L'Emilia-Romagna approva la legge sul suicidio medicalmente assistito. È la terza Regione in Italia, dopo Toscana e Sardegna, a disciplinare con una legge le procedure per dare attuazione ai principi fissati dalla Corte costituzionale. Esulta l'associazione Luca Coscioni, che sottolinea il "successo" anche "a fronte della paralisi del Parlamento" sul tema. Per il governatore Michele de Pascale in assenza di una legge nazionale la Regione ha scelto "lo strumento più forte, più trasparente e più pubblico", cioè una legge regionale, per garantire un'applicazione uniforme dei principi fissati dalla Corte costituzionale e regole "più chiare, più trasparenti e con maggiori garanzie rispetto al passato".
Dopo una seduta fiume e un acceso confronto politico, l'assemblea legislativa emiliano-romagnola ha dato il via libera al progetto di legge presentato da Alleanza Verdi e Sinistra, Pd, Civici e Movimento 5 Stelle, con primo firmatario Paolo Trande (Avs). Hanno votato a favore Pd, Avs, Civici e M5s, mentre Fratelli d'Italia, Forza Italia, Lega e Rete Civica si sono espressi contro. L'obiettivo dichiarato della norma, nel rispetto dei criteri indicati dalla Consulta, è garantire procedure uniformi, tempi compatibili con le condizioni cliniche del paziente e pari accesso su tutto il territorio regionale. Il provvedimento istituisce una Commissione di valutazione multidisciplinare, la CoVam, organizzata per Area vasta e chiamata a verificare la sussistenza dei requisiti previsti dalla giurisprudenza costituzionale. La commissione si avvarrà del parere non vincolante del Comitato regionale per l'etica clinica. La procedura sarà gratuita e dovrà assicurare che al paziente siano state illustrate tutte le alternative terapeutiche, comprese le cure palliative.

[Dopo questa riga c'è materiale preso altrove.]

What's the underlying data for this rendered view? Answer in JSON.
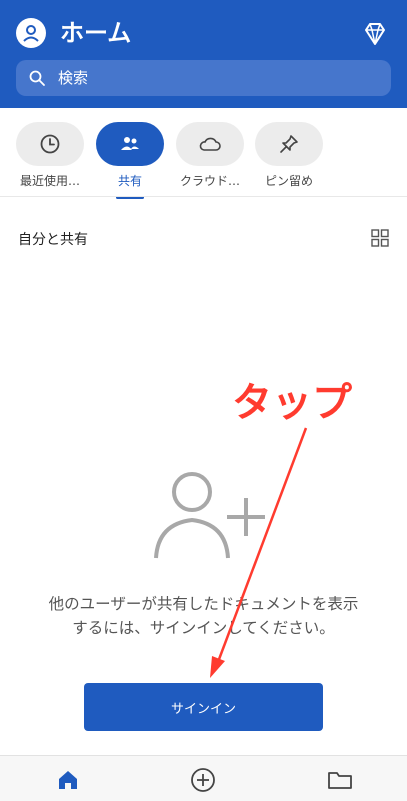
{
  "header": {
    "title": "ホーム",
    "search_placeholder": "検索",
    "accent": "#1f5bbf"
  },
  "tabs": [
    {
      "label": "最近使用…",
      "icon": "clock-icon",
      "active": false
    },
    {
      "label": "共有",
      "icon": "people-icon",
      "active": true
    },
    {
      "label": "クラウド…",
      "icon": "cloud-icon",
      "active": false
    },
    {
      "label": "ピン留め",
      "icon": "pin-icon",
      "active": false
    }
  ],
  "main": {
    "section_title": "自分と共有",
    "empty_message_line1": "他のユーザーが共有したドキュメントを表示",
    "empty_message_line2": "するには、サインインしてください。",
    "signin_label": "サインイン"
  },
  "annotation": {
    "text": "タップ",
    "color": "#ff3b2f"
  },
  "bottom_nav": [
    {
      "icon": "home-icon",
      "active": true
    },
    {
      "icon": "add-circle-icon",
      "active": false
    },
    {
      "icon": "folder-icon",
      "active": false
    }
  ]
}
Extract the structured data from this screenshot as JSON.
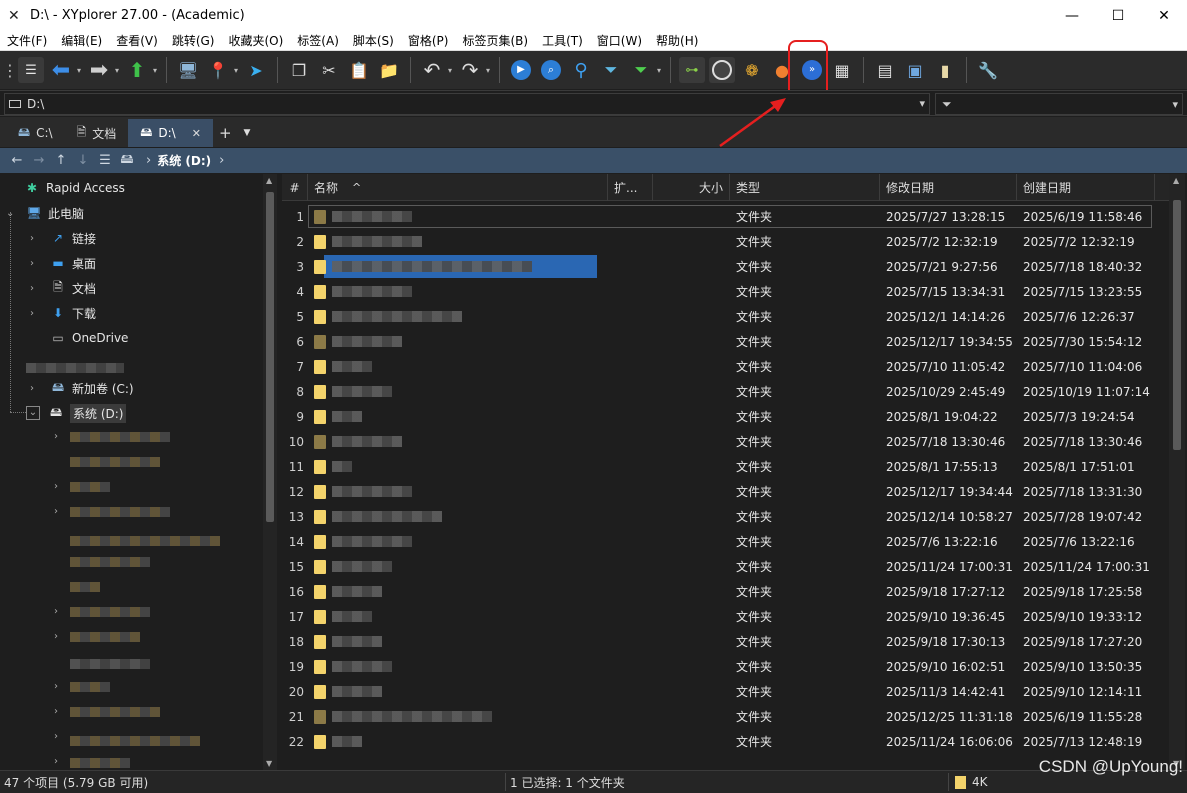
{
  "window": {
    "title": "D:\\ - XYplorer 27.00 - (Academic)",
    "app_icon": "xyplorer-logo-icon",
    "controls": [
      "minimize-icon",
      "maximize-icon",
      "close-icon"
    ]
  },
  "menu": [
    "文件(F)",
    "编辑(E)",
    "查看(V)",
    "跳转(G)",
    "收藏夹(O)",
    "标签(A)",
    "脚本(S)",
    "窗格(P)",
    "标签页集(B)",
    "工具(T)",
    "窗口(W)",
    "帮助(H)"
  ],
  "toolbar": {
    "buttons": [
      "menu-icon",
      "back-arrow-icon",
      "forward-arrow-icon",
      "up-arrow-icon",
      "computer-icon",
      "location-pin-icon",
      "cursor-icon",
      "copy-icon",
      "cut-icon",
      "paste-icon",
      "new-folder-icon",
      "undo-icon",
      "redo-icon",
      "play-icon",
      "search-icon",
      "find-icon",
      "filter-icon",
      "green-filter-icon",
      "tree-icon",
      "dark-mode-icon",
      "color-filter-icon",
      "basketball-icon",
      "fast-icon",
      "grid-icon",
      "pane-icon",
      "window-icon",
      "note-icon",
      "tools-icon"
    ],
    "highlight_color": "#e51f1f"
  },
  "address": {
    "path": "D:\\",
    "filter_placeholder": ""
  },
  "tabs": [
    {
      "label": "C:\\",
      "icon": "drive-icon"
    },
    {
      "label": "文档",
      "icon": "document-icon"
    },
    {
      "label": "D:\\",
      "icon": "drive-icon",
      "active": true
    }
  ],
  "breadcrumb": {
    "current": "系统 (D:)"
  },
  "tree": {
    "rapid_access": "Rapid Access",
    "this_pc": "此电脑",
    "links": "链接",
    "desktop": "桌面",
    "documents": "文档",
    "downloads": "下载",
    "onedrive": "OneDrive",
    "new_volume_c": "新加卷 (C:)",
    "system_d": "系统 (D:)"
  },
  "list": {
    "columns": {
      "num": "#",
      "name": "名称",
      "ext": "扩...",
      "size": "大小",
      "type": "类型",
      "modified": "修改日期",
      "created": "创建日期"
    },
    "rows": [
      {
        "n": "1",
        "type": "文件夹",
        "modified": "2025/7/27 13:28:15",
        "created": "2025/6/19 11:58:46"
      },
      {
        "n": "2",
        "type": "文件夹",
        "modified": "2025/7/2 12:32:19",
        "created": "2025/7/2 12:32:19"
      },
      {
        "n": "3",
        "type": "文件夹",
        "modified": "2025/7/21 9:27:56",
        "created": "2025/7/18 18:40:32"
      },
      {
        "n": "4",
        "type": "文件夹",
        "modified": "2025/7/15 13:34:31",
        "created": "2025/7/15 13:23:55"
      },
      {
        "n": "5",
        "type": "文件夹",
        "modified": "2025/12/1 14:14:26",
        "created": "2025/7/6 12:26:37"
      },
      {
        "n": "6",
        "type": "文件夹",
        "modified": "2025/12/17 19:34:55",
        "created": "2025/7/30 15:54:12"
      },
      {
        "n": "7",
        "type": "文件夹",
        "modified": "2025/7/10 11:05:42",
        "created": "2025/7/10 11:04:06"
      },
      {
        "n": "8",
        "type": "文件夹",
        "modified": "2025/10/29 2:45:49",
        "created": "2025/10/19 11:07:14"
      },
      {
        "n": "9",
        "type": "文件夹",
        "modified": "2025/8/1 19:04:22",
        "created": "2025/7/3 19:24:54"
      },
      {
        "n": "10",
        "type": "文件夹",
        "modified": "2025/7/18 13:30:46",
        "created": "2025/7/18 13:30:46"
      },
      {
        "n": "11",
        "type": "文件夹",
        "modified": "2025/8/1 17:55:13",
        "created": "2025/8/1 17:51:01"
      },
      {
        "n": "12",
        "type": "文件夹",
        "modified": "2025/12/17 19:34:44",
        "created": "2025/7/18 13:31:30"
      },
      {
        "n": "13",
        "type": "文件夹",
        "modified": "2025/12/14 10:58:27",
        "created": "2025/7/28 19:07:42"
      },
      {
        "n": "14",
        "type": "文件夹",
        "modified": "2025/7/6 13:22:16",
        "created": "2025/7/6 13:22:16"
      },
      {
        "n": "15",
        "type": "文件夹",
        "modified": "2025/11/24 17:00:31",
        "created": "2025/11/24 17:00:31"
      },
      {
        "n": "16",
        "type": "文件夹",
        "modified": "2025/9/18 17:27:12",
        "created": "2025/9/18 17:25:58"
      },
      {
        "n": "17",
        "type": "文件夹",
        "modified": "2025/9/10 19:36:45",
        "created": "2025/9/10 19:33:12"
      },
      {
        "n": "18",
        "type": "文件夹",
        "modified": "2025/9/18 17:30:13",
        "created": "2025/9/18 17:27:20"
      },
      {
        "n": "19",
        "type": "文件夹",
        "modified": "2025/9/10 16:02:51",
        "created": "2025/9/10 13:50:35"
      },
      {
        "n": "20",
        "type": "文件夹",
        "modified": "2025/11/3 14:42:41",
        "created": "2025/9/10 12:14:11"
      },
      {
        "n": "21",
        "type": "文件夹",
        "modified": "2025/12/25 11:31:18",
        "created": "2025/6/19 11:55:28"
      },
      {
        "n": "22",
        "type": "文件夹",
        "modified": "2025/11/24 16:06:06",
        "created": "2025/7/13 12:48:19"
      }
    ]
  },
  "status": {
    "items": "47 个项目 (5.79 GB 可用)",
    "selection": "1 已选择: 1 个文件夹",
    "size": "4K"
  },
  "watermark": "CSDN @UpYoung!"
}
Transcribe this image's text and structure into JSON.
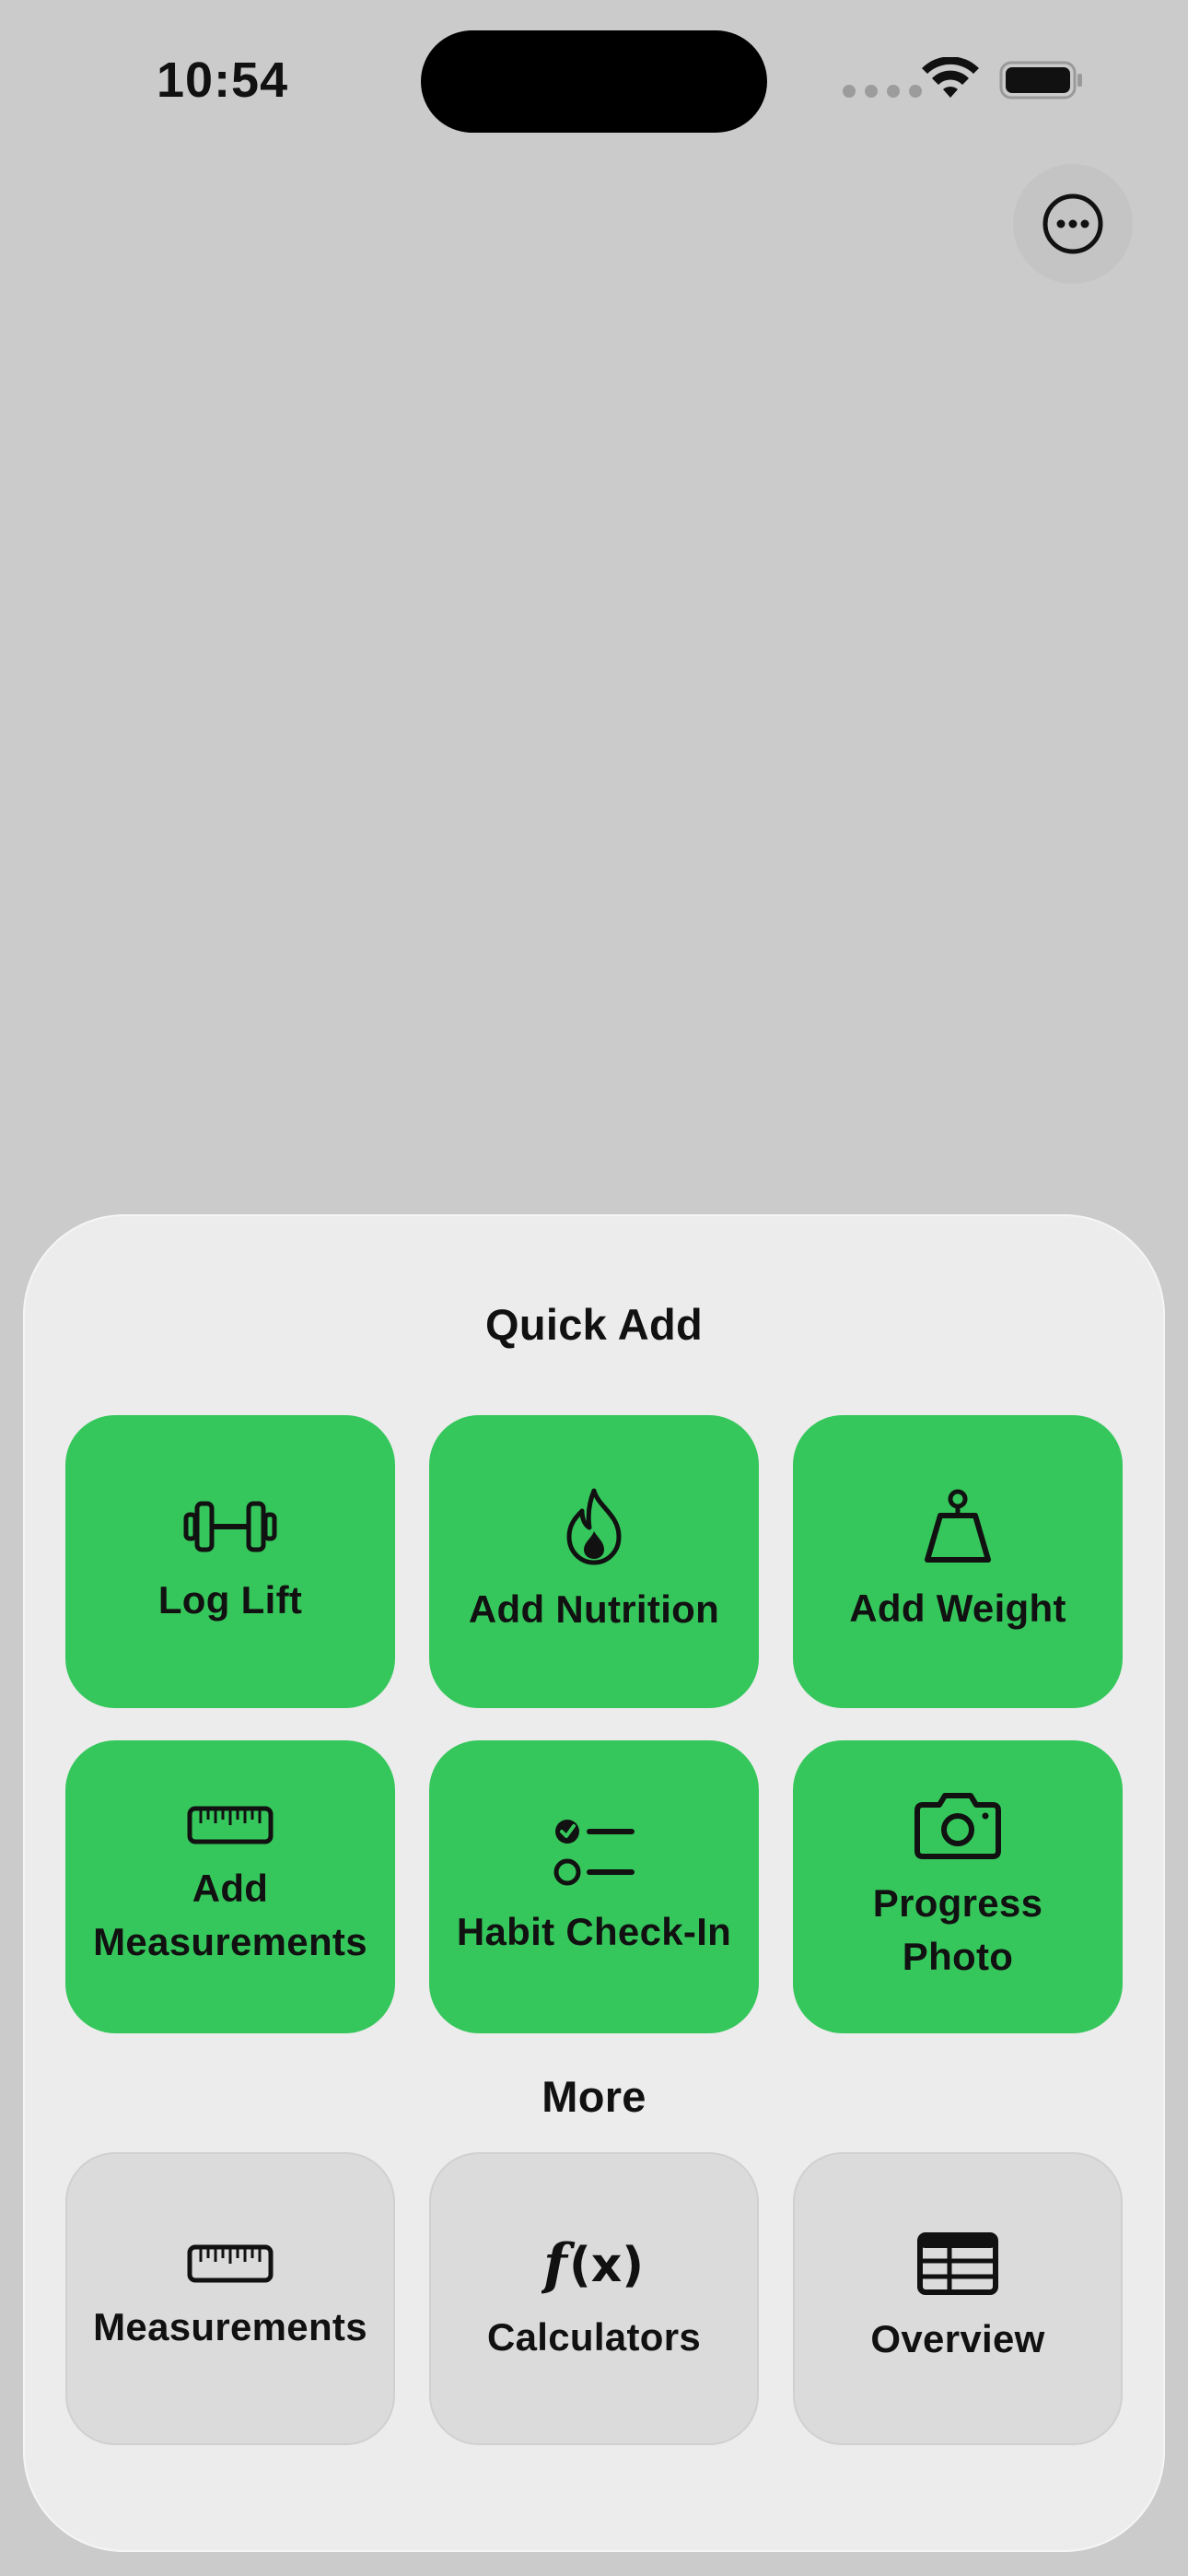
{
  "status_bar": {
    "time": "10:54"
  },
  "header": {
    "more_icon": "ellipsis-circle-icon"
  },
  "sheet": {
    "quick_add_title": "Quick Add",
    "more_title": "More",
    "quick_add": [
      {
        "label": "Log Lift",
        "icon": "dumbbell-icon"
      },
      {
        "label": "Add Nutrition",
        "icon": "flame-icon"
      },
      {
        "label": "Add Weight",
        "icon": "scale-weight-icon"
      },
      {
        "label": "Add\nMeasurements",
        "icon": "ruler-icon"
      },
      {
        "label": "Habit Check-In",
        "icon": "checklist-icon"
      },
      {
        "label": "Progress\nPhoto",
        "icon": "camera-icon"
      }
    ],
    "more": [
      {
        "label": "Measurements",
        "icon": "ruler-icon"
      },
      {
        "label": "Calculators",
        "icon": "function-icon"
      },
      {
        "label": "Overview",
        "icon": "table-icon"
      }
    ]
  },
  "colors": {
    "accent_green": "#36c75c",
    "sheet_bg": "#ececec",
    "backdrop": "#cbcbcb",
    "secondary_tile": "#dbdbdc"
  }
}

La Commissione Sanità dell'Assemblea legislativa aveva avviato l'esame del testo a giugno, scegliendo come base la proposta della maggioranza e abbinandola alla legge popolare, depositata nel luglio 2023 con 7.300 firme. Nella scorsa legislatura la Regione aveva scelto di intervenire con atti amministrativi poi finiti al centro di ricorsi. Il dibattito in aula di oggi ha confermato in Assemblea legislativa la netta contrapposizione tra maggioranza e opposizione. Per il centrosinistra il provvedimento non introduce nuovi diritti, ma organizza sul piano sanitario un diritto già riconosciuto dalla Corte costituzionale, mentre il centrodestra ha parlato di una "fuga in avanti" della Regione su una materia di competenza statale, sostenendo che la priorità debba essere il potenziamento delle cure palliative, degli hospice e dell'assistenza alle persone più fragili. Soddisfazione dall'associazione Luca Coscioni, che con la proposta di iniziativa popolare 'Liberi Subito' è stata d'impulso alla legge e ora si prefigge di portarla in tutte le Regioni, in modo da assicurare procedure il più possibile uniformi su tutto il territorio nazionale.